La forme métrique (strophe saphique) est empruntée aux odes d’Horace. En outre, Glaréan adopte un style classique pour un contenu chrétien, ce qui, au prime abord, peut surprendre le lecteur moderne. En fait, les invocations de la Muse et d’Apollon des premiers vers, qui obéissent à des schémas classiques, et la doxologie adressée à la Trinité à la fin du poème, alors qu’elles semblent s’exclure a priori, sont en fait paradigmatiques de la manière dont l’humaniste Glaréan combine forme classique et contenu chrétien. Le résultat en est ici une pièce qui appartient sans conteste aux réussites poétiques de notre poète.

Plan du poème

1-4: invocation de la Muse et d’Apollon

5-16: éloge de Théodule

17-40: Théodule, secours dans les tribulations

       17-24: description de la tempête

       25-28: Théodule, espoir dans les tribulations

                   25-26: aporie supposée (question rhétorique: «Qu’est-ce qui pourra nous sauver?»)
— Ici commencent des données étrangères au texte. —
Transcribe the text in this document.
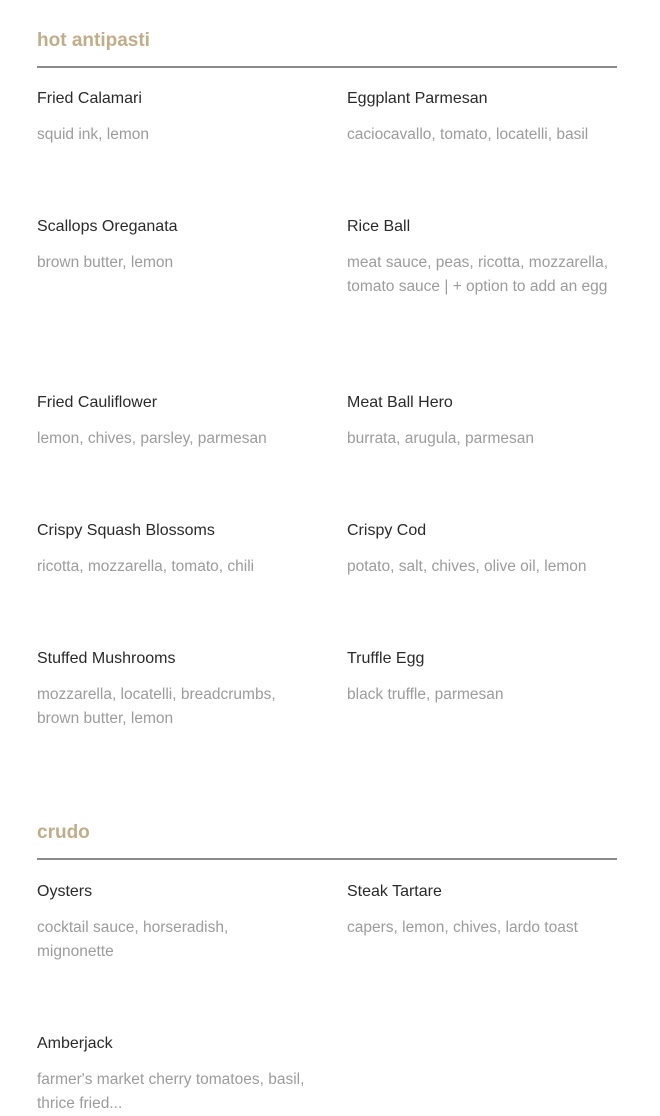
hot antipasti
Fried Calamari
squid ink, lemon
Eggplant Parmesan
caciocavallo, tomato, locatelli, basil
Scallops Oreganata
brown butter, lemon
Rice Ball
meat sauce, peas, ricotta, mozzarella, tomato sauce | + option to add an egg
Fried Cauliflower
lemon, chives, parsley, parmesan
Meat Ball Hero
burrata, arugula, parmesan
Crispy Squash Blossoms
ricotta, mozzarella, tomato, chili
Crispy Cod
potato, salt, chives, olive oil, lemon
Stuffed Mushrooms
mozzarella, locatelli, breadcrumbs, brown butter, lemon
Truffle Egg
black truffle, parmesan
crudo
Oysters
cocktail sauce, horseradish, mignonette
Steak Tartare
capers, lemon, chives, lardo toast
Amberjack
farmer's market cherry tomatoes, basil, thrice fried...
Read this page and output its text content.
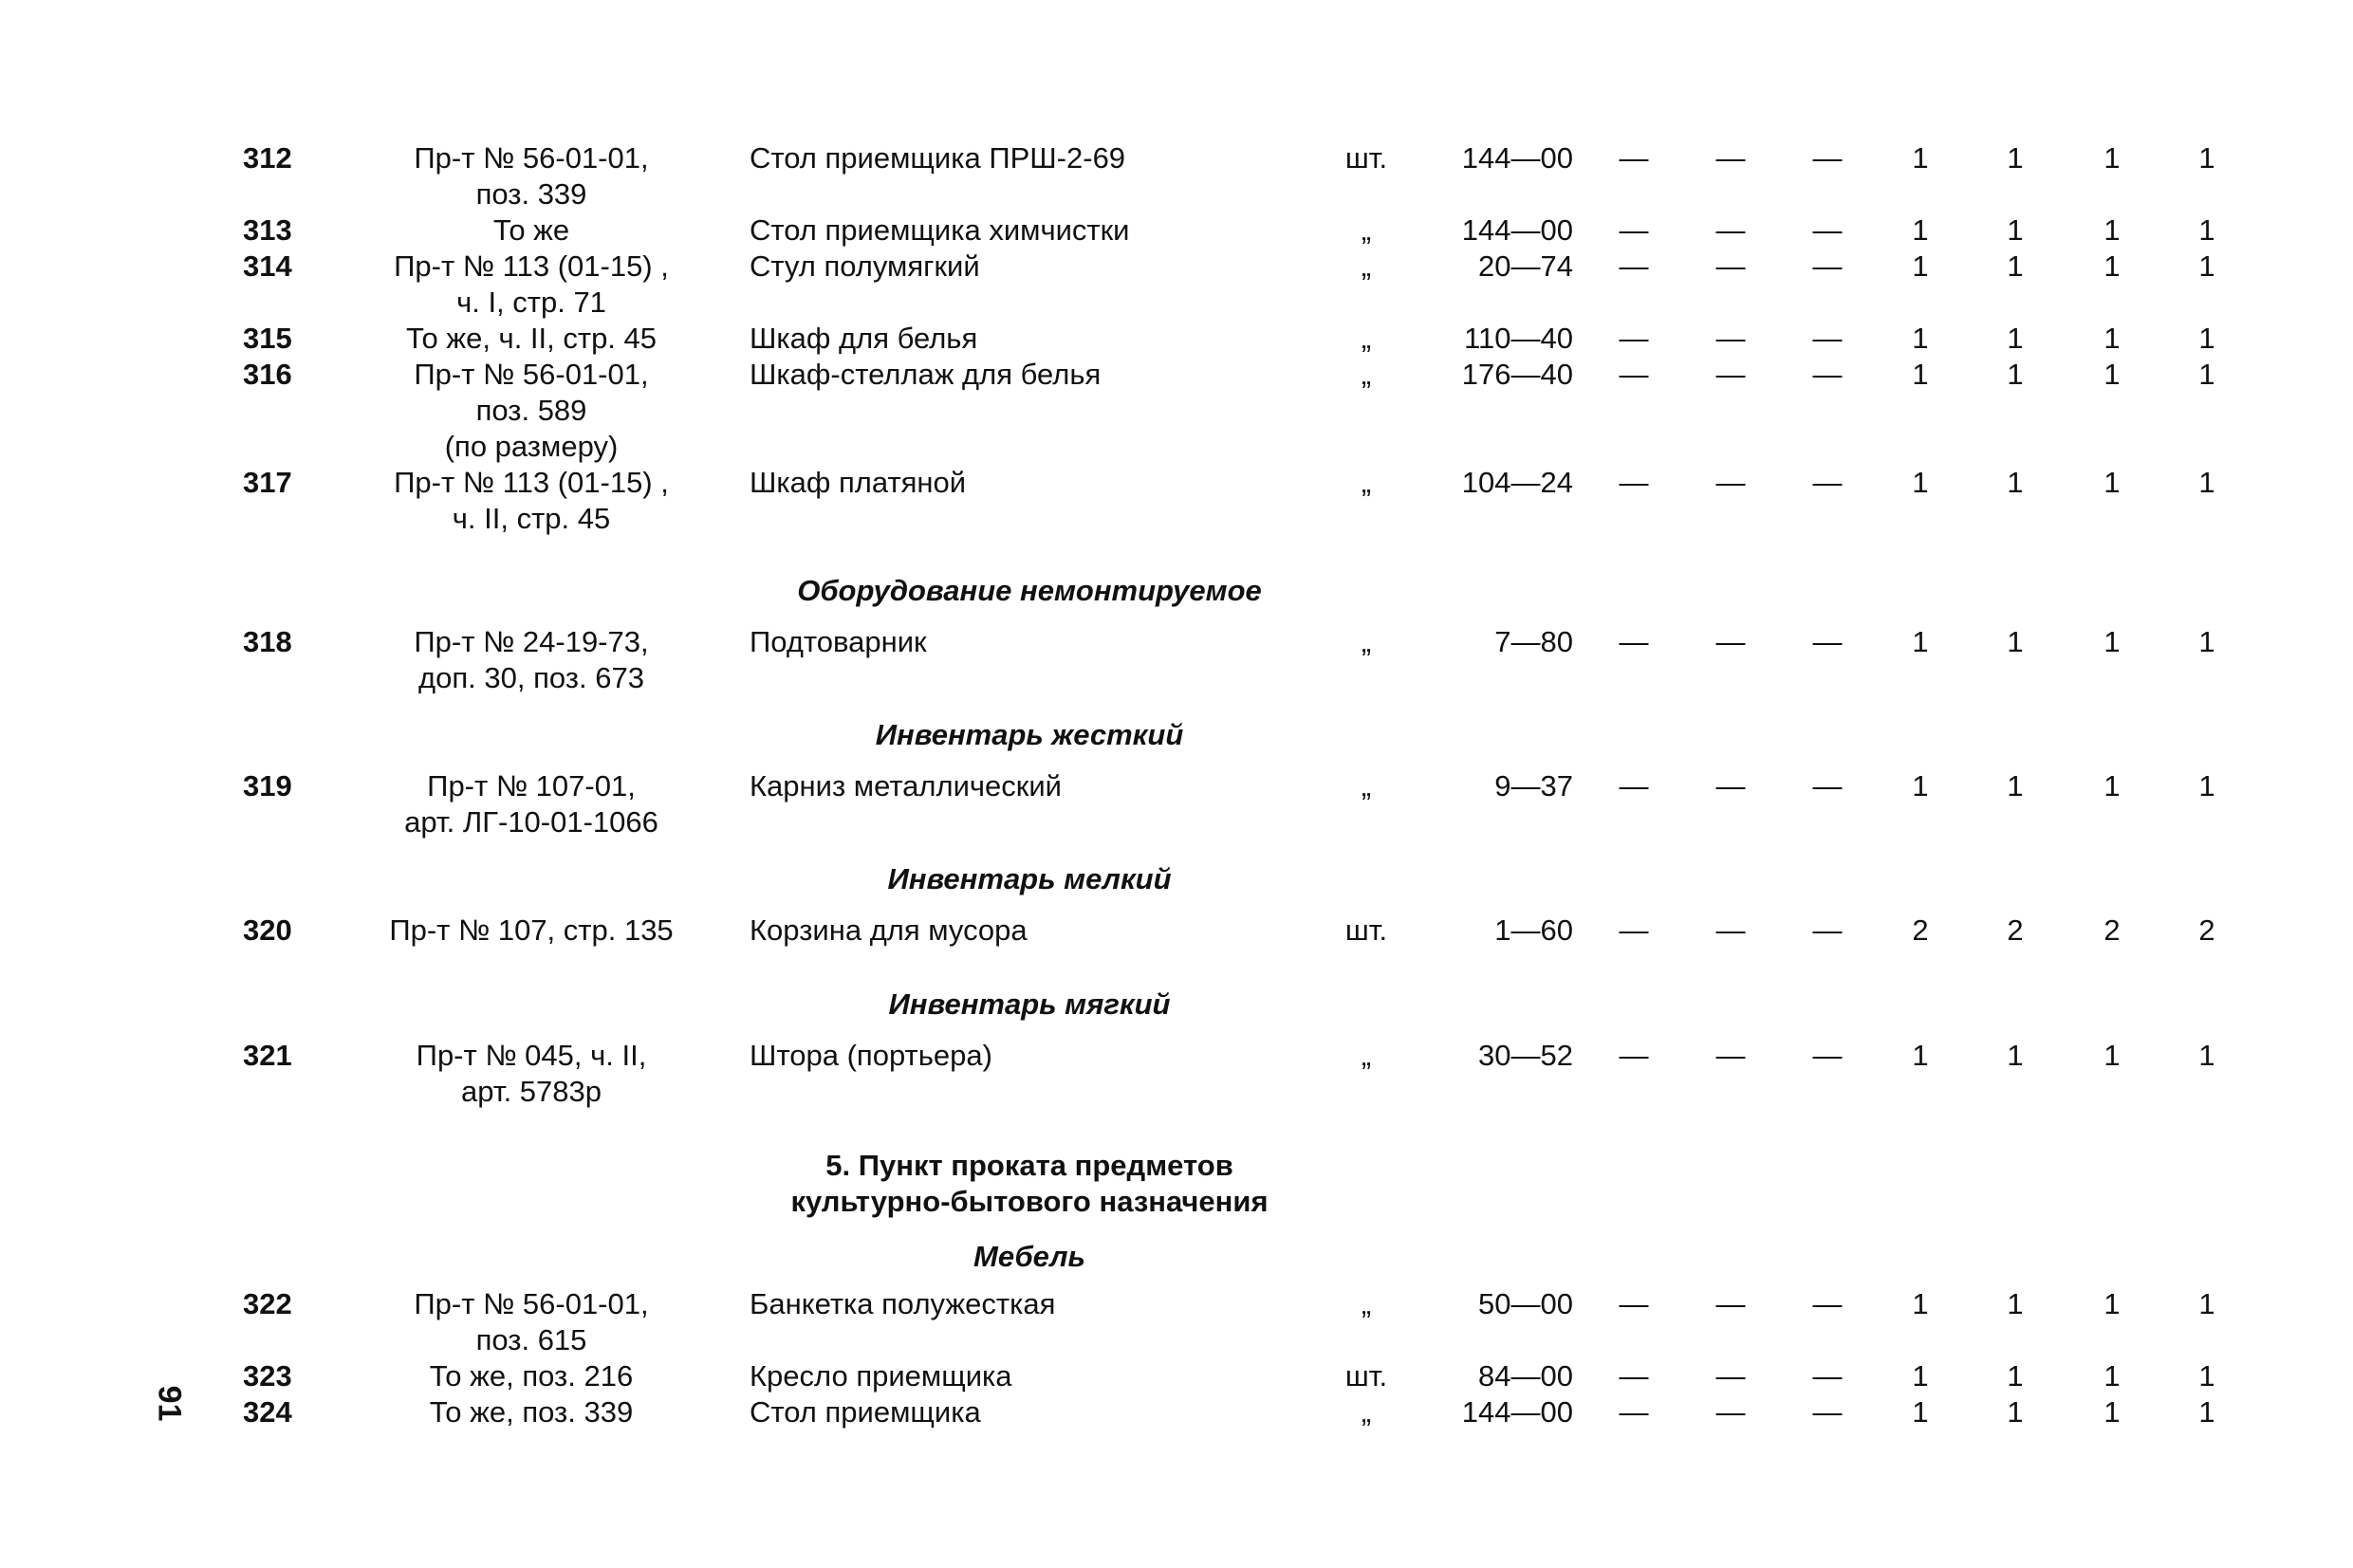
312	Пр-т № 56-01-01,
поз. 339
Стол приемщика ПРШ-2-69	шт.	144—00 — — —	1	1	1	1
313	То же	Стол приемщика химчистки	„	144—00 — — —	1	1	1	1
314	Пр-т № 113 (01-15) ,
ч. I, стр. 71
Стул полумягкий	„	20—74 — — —	1	1	1	1
315	То же, ч. II, стр. 45	Шкаф для белья	„	110—40 — — —	1	1	1	1
316	Пр-т № 56-01-01,
поз. 589
(по размеру)
Шкаф-стеллаж для белья	„	176—40 — — —	1	1	1	1
317	Пр-т № 113 (01-15) ,
ч. II, стр. 45
Шкаф платяной	„	104—24 — — —	1	1	1	1
318	Пр-т № 24-19-73,
доп. 30, поз. 673
Подтоварник	„	7—80 — — —	1	1	1	1
319	Пр-т № 107-01,
арт. ЛГ-10-01-1066
Карниз металлический	„	9—37 — — —	1	1	1	1
320	Пр-т № 107, стр. 135	Корзина для мусора	шт.	1—60 — — —	2	2	2	2
321	Пр-т № 045, ч. II,
арт. 5783р
Штора (портьера)	„	30—52 — — —	1	1	1	1
322	Пр-т № 56-01-01,
поз. 615
Банкетка полужесткая	„	50—00 — — —	1	1	1	1
323	То же, поз. 216	Кресло приемщика	шт.	84—00 — — —	1	1	1	1
324	То же, поз. 339	Стол приемщика	„	144—00 — — —	1	1	1	1
Оборудование немонтируемое
Инвентарь жесткий
Инвентарь мелкий
Инвентарь мягкий
5. Пункт проката предметов
культурно-бытового назначения
Мебель
91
                   27-28: résolution de l’aporie (réponse: «C’est toi, Théodule, qui nous sauveras!»)

       29-44: prières à Théodule

45-48: Doxologie trinitaire

 

Bibliographie

Chevalley, E., «Les trois vies de Théodule», Passé simple 37 (2018), p. 3-11 (grand public).

Dubuis, F.-O., «Saint Théodule, patron du diocèse de Sion et fondateur du premier sanctuaire d’Agaune: les expressions diverses d’une indéfectible vénération», Annales valaisannes, 1981, p. 123-159.

Grenat, M., Dissertation sur l’existence de Saint Théodule, évêque de Sion, Fribourg, Imprimerie catholique, 1880.

Nachbaur, U., «Der heilige Bischof Theodul. Von der Urkundenfälschung bis zur Käsewerbung», Montfort 66 (2014), p. 5-81.